A) Everyone's brains are NOT the same at birth.

Furthermore twins who are seperated at birth and live widely seperate lives actually tend to have pretty similar lives.  If not in terms of success, they due in terms of hobbies and such.

B) Tons of people have a "Serial killer" type brain.  Few people are serial killers, even among people who live very similar lives.

Conclusion.  People are born with very differnt framed of mind at birth which shape general interests and hobbies, however actual action seems to be based on something else.

What the other thing is, is unknown right now, making this debate somewhat pointless.

In general your entire premise is off base in regards to modern psychology and biology.



@conclusion. Wouldn't that mean people have little control over their personality considering people are born with a general frame of mind?

I wasn't really interested in a debate considering I know very little on the topic.

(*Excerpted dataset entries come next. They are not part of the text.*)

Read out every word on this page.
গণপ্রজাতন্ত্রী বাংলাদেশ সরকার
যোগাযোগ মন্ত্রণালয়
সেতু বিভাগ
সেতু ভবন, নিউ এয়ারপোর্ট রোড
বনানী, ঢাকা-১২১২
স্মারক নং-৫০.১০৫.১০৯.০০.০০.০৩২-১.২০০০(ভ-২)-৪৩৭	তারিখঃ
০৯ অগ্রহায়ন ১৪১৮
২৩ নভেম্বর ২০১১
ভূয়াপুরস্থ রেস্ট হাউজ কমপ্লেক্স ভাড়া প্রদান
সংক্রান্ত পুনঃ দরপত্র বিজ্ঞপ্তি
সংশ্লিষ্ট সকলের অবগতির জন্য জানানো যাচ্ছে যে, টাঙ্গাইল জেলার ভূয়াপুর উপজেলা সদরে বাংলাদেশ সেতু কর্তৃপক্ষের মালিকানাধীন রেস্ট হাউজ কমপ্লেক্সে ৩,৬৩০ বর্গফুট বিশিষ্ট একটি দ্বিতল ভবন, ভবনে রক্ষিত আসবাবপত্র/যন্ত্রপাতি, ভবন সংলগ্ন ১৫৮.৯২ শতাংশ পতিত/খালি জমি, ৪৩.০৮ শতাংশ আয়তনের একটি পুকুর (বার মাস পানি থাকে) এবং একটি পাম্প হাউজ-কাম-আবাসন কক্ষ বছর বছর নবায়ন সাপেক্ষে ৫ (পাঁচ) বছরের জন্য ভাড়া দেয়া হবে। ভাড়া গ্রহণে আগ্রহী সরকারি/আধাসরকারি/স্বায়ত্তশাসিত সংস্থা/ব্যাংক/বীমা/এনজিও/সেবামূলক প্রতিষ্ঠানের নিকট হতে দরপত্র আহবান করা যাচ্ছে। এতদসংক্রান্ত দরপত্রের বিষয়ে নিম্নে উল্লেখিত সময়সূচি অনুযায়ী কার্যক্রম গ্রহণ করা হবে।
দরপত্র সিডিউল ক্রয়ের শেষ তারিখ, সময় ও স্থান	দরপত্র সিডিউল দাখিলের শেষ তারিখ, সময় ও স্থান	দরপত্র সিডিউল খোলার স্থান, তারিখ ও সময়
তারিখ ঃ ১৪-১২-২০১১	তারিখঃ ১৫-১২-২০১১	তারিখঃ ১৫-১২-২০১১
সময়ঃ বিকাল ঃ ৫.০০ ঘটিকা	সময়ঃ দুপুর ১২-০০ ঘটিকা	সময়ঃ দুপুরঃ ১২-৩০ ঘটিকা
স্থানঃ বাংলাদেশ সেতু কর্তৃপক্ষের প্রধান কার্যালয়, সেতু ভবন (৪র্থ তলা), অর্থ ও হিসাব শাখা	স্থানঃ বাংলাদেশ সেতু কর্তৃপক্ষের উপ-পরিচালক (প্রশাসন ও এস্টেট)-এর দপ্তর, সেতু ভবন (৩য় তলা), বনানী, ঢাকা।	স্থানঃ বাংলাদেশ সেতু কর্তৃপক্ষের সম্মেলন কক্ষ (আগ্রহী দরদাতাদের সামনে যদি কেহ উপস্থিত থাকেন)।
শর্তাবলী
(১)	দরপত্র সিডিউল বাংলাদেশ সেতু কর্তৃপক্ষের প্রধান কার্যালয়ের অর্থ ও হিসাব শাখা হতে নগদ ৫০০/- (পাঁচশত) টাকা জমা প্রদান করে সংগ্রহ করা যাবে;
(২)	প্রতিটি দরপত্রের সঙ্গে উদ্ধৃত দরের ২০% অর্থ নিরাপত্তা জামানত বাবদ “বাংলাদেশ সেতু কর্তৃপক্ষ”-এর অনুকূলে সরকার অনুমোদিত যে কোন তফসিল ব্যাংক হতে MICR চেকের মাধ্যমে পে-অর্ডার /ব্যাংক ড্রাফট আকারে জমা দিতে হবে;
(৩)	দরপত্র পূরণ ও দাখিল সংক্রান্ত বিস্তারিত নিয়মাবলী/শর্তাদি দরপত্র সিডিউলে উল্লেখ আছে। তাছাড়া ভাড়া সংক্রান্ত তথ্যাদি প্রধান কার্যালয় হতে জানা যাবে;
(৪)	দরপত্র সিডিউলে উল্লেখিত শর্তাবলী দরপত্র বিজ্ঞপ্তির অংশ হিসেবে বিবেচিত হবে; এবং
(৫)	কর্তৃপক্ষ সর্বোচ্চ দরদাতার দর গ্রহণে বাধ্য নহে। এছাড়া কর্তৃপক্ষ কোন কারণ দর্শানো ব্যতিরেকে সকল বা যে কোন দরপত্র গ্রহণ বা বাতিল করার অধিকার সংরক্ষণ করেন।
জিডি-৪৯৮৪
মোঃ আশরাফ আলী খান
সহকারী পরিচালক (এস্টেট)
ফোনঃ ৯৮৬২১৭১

I was more interested in what the more educated posters had to say.

It depends on what your talking about.

Whether or not you will like woodworking seems  mostly be genetic at birth with some cultural element.

Whether or not you have a short temper is a combination of both.

Whether or not your going to kill someone else or do something dickish to someoen else.... is up do something else completely, that's partly biology, partly cultural, bust mostly "Something else".

Biology and Culture may be more likely to make you do it.... but whether or not you do...

that seems to be up to something else completely.